Segundo Sol
O par de brincos sob a escrivaninha me lembrou uma música da Duda Raposo. A luz indireta do abajur, a iluminar uma pedra branca, traz um ar dramático à cena. Parece que cada detalhe ao meu redor carrega um significado.
A caneta, à espreita, aguarda a epifania. Se a pena soubesse como andam as alamedas do meu coração, não esperaria por verso algum. A musa, após uma série na tevê, repousa na minha cama; mal tem noção a loira cacheada da metalinguagem em curso: meu sonho, na minha cama, a sonhar.
O nosso primeiro encontro foi recheado de simbologia. O centro espírita, o café e o encaixe do nosso beijo. Mal sabíamos que estávamos escrevendo a primeira página de um livro tão bonito. Há qualquer coisa de eloquente quando a nossa dialética entra em curso; poucas pessoas conseguem me compreender.

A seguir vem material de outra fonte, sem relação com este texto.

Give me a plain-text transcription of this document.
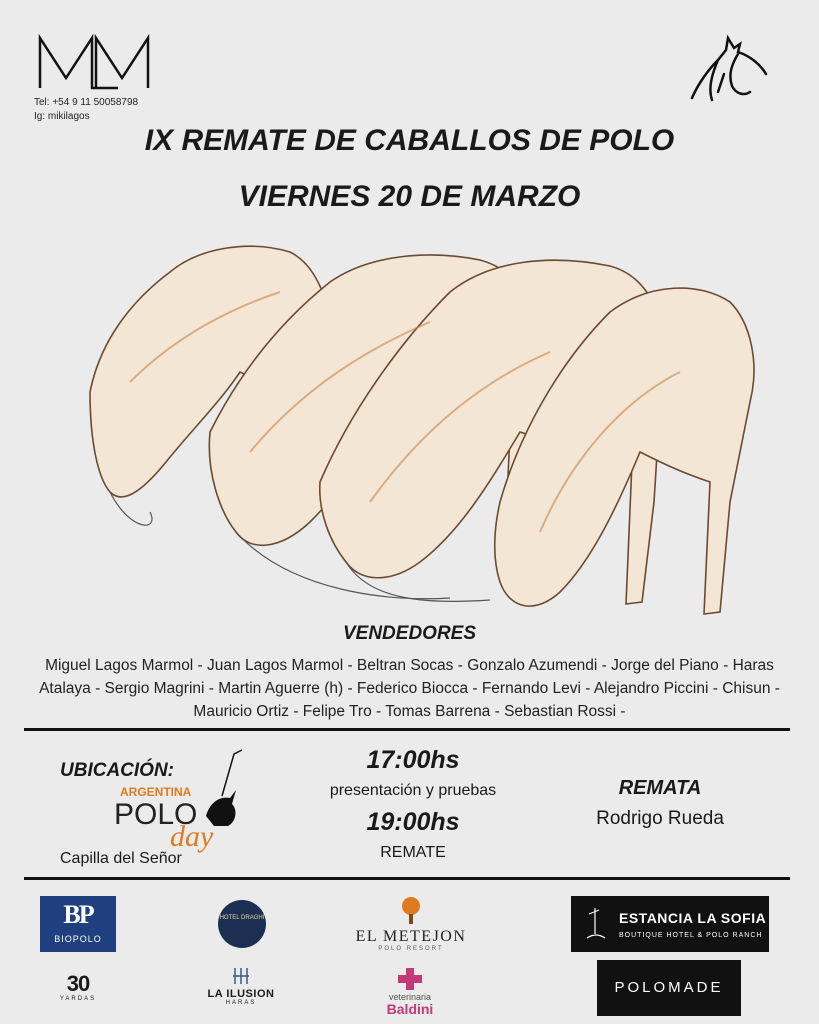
Tel: +54 9 11 50058798
Ig: mikilagos
IX REMATE DE CABALLOS DE POLO
VIERNES 20 DE MARZO
VENDEDORES
Miguel Lagos Marmol - Juan Lagos Marmol - Beltran Socas - Gonzalo Azumendi - Jorge del Piano - Haras Atalaya - Sergio Magrini - Martin Aguerre (h) - Federico Biocca - Fernando Levi - Alejandro Piccini - Chisun - Mauricio Ortiz - Felipe Tro - Tomas Barrena - Sebastian Rossi -
UBICACIÓN:
ARGENTINA
POLO
day
Capilla del Señor
17:00hs
presentación y pruebas
19:00hs
REMATE
REMATA
Rodrigo Rueda
BP
BIOPOLO
HOTEL DRAGHI
EL METEJON
POLO RESORT
ESTANCIA LA SOFIA
BOUTIQUE HOTEL & POLO RANCH
30
YARDAS	LA ILUSION
HARAS
veterinaria
Baldini
POLOMADE
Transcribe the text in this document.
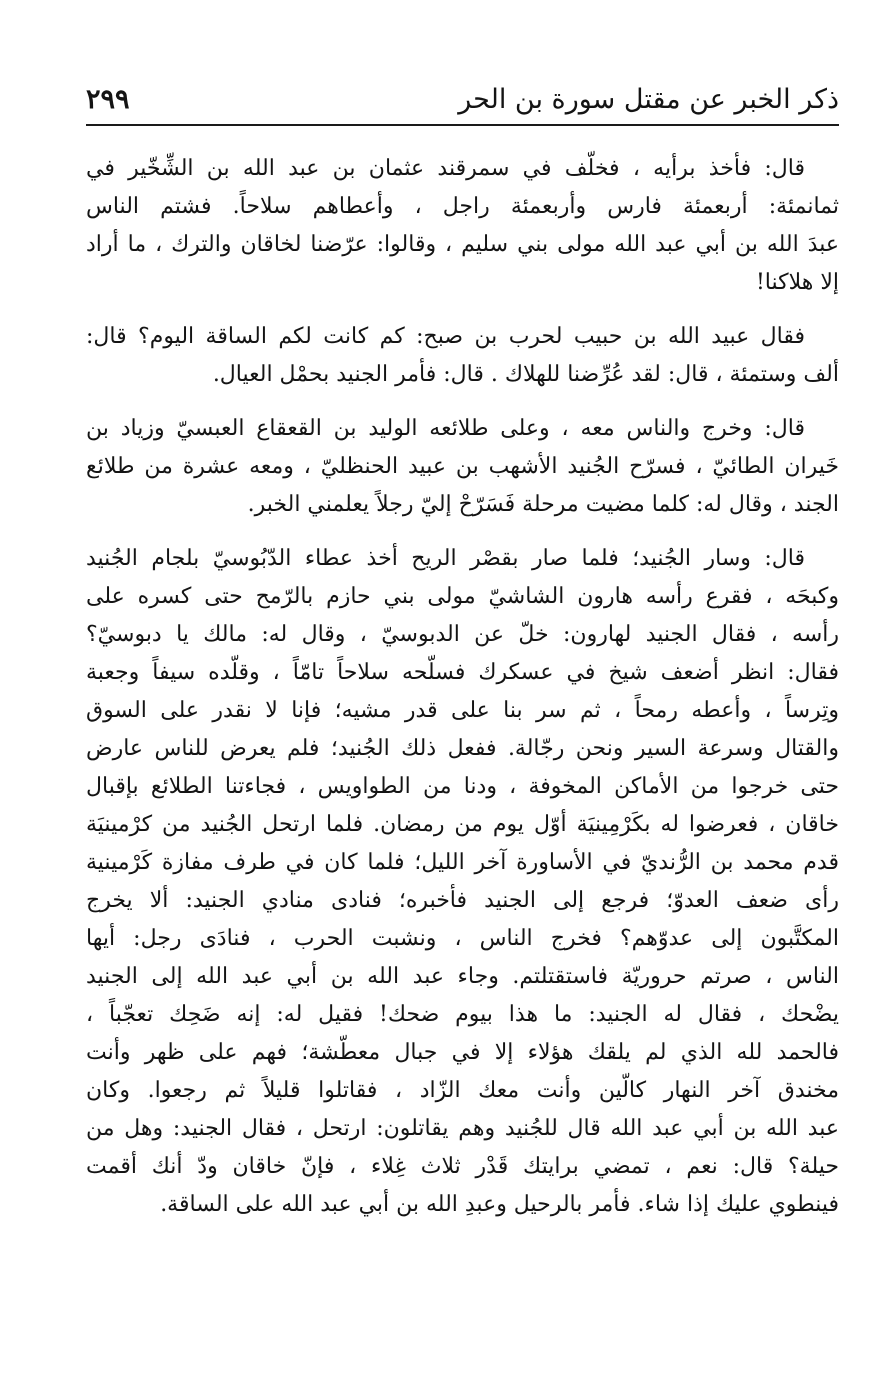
ذكر الخبر عن مقتل سورة بن الحر
٢٩٩
قال: فأخذ برأيه ، فخلّف في سمرقند عثمان بن عبد الله بن الشِّخّير في
ثمانمئة: أربعمئة فارس وأربعمئة راجل ، وأعطاهم سلاحاً. فشتم الناس
عبدَ الله بن أبي عبد الله مولى بني سليم ، وقالوا: عرّضنا لخاقان والترك ، ما أراد
إلا هلاكنا!
فقال عبيد الله بن حبيب لحرب بن صبح: كم كانت لكم الساقة اليوم؟ قال:
ألف وستمئة ، قال: لقد عُرِّضنا للهلاك . قال: فأمر الجنيد بحمْل العيال.
قال: وخرج والناس معه ، وعلى طلائعه الوليد بن القعقاع العبسيّ وزياد بن
خَيران الطائيّ ، فسرّح الجُنيد الأشهب بن عبيد الحنظليّ ، ومعه عشرة من طلائع
الجند ، وقال له: كلما مضيت مرحلة فَسَرّحْ إليّ رجلاً يعلمني الخبر.
قال: وسار الجُنيد؛ فلما صار بقصْر الريح أخذ عطاء الدّبُوسيّ بلجام الجُنيد
وكبحَه ، فقرع رأسه هارون الشاشيّ مولى بني حازم بالرّمح حتى كسره على
رأسه ، فقال الجنيد لهارون: خلّ عن الدبوسيّ ، وقال له: مالك يا دبوسيّ؟
فقال: انظر أضعف شيخ في عسكرك فسلّحه سلاحاً تامّاً ، وقلّده سيفاً وجعبة
وتِرساً ، وأعطه رمحاً ، ثم سر بنا على قدر مشيه؛ فإنا لا نقدر على السوق
والقتال وسرعة السير ونحن رجّالة. ففعل ذلك الجُنيد؛ فلم يعرض للناس عارض
حتى خرجوا من الأماكن المخوفة ، ودنا من الطواويس ، فجاءتنا الطلائع بإقبال
خاقان ، فعرضوا له بكَرْمِينيَة أوّل يوم من رمضان. فلما ارتحل الجُنيد من كرْمينيَة
قدم محمد بن الرُّنديّ في الأساورة آخر الليل؛ فلما كان في طرف مفازة كَرْمينية
رأى ضعف العدوّ؛ فرجع إلى الجنيد فأخبره؛ فنادى منادي الجنيد: ألا يخرج
المكتَّبون إلى عدوّهم؟ فخرج الناس ، ونشبت الحرب ، فنادَى رجل: أيها
الناس ، صرتم حروريّة فاستقتلتم. وجاء عبد الله بن أبي عبد الله إلى الجنيد
يضْحك ، فقال له الجنيد: ما هذا بيوم ضحك! فقيل له: إنه ضَحِك تعجّباً ،
فالحمد لله الذي لم يلقك هؤلاء إلا في جبال معطّشة؛ فهم على ظهر وأنت
مخندق آخر النهار كالّين وأنت معك الزّاد ، فقاتلوا قليلاً ثم رجعوا. وكان
عبد الله بن أبي عبد الله قال للجُنيد وهم يقاتلون: ارتحل ، فقال الجنيد: وهل من
حيلة؟ قال: نعم ، تمضي برايتك قَدْر ثلاث غِلاء ، فإنّ خاقان ودّ أنك أقمت
فينطوي عليك إذا شاء. فأمر بالرحيل وعبدِ الله بن أبي عبد الله على الساقة.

Mas tu compreendias. E não era por falar a mesma língua — era por decifrar o que vinha antes da palavra. Tinhas um jeito de me olhar que me silenciava. Às vezes, eu dizia que estava tudo bem só para te ver discordar com aquele jeitinho debochado de quem sabe onde dói. Tu sabias, desde o início, onde aperta o meu sapato e onde alivia a alma. Como alguém assim consegue me ler tão bem? Ainda mais agora que os meus poemas escorrem para os cantos da cama e os meus cafés esfriam enquanto penso em ti.
O silêncio entre a gente é confortável. Tu lês Clarice deitada de bruços, enquanto eu escrevo crônicas que talvez nunca leias — ou que leias e não comentes, só pra manter o mistério. Gosto disso em ti. Há um quê de enigma no modo como me atravessas e, ainda assim, segues inteira.
Volto a encarar-te. O brinco continua ali, como se marcasse território, como se dissesse: “estive aqui”. Estiveste, sim — e continuas. A tua ausência, mesmo quando longe, preenche. E quando estás aqui, tudo se ajeita.
É como se a tua presença tivesse realinhado a órbita de planetas que eu nem sabia que estavam fora do lugar. Como se, com o teu segundo sol, viesse à tona um universo novo e o meu caos, enfim, tomasse outra forma com a tua luz. Hoje o poema veio e, claro, tinha alguma coisa de ti. Como, nos últimos tempos, quase tudo por aqui.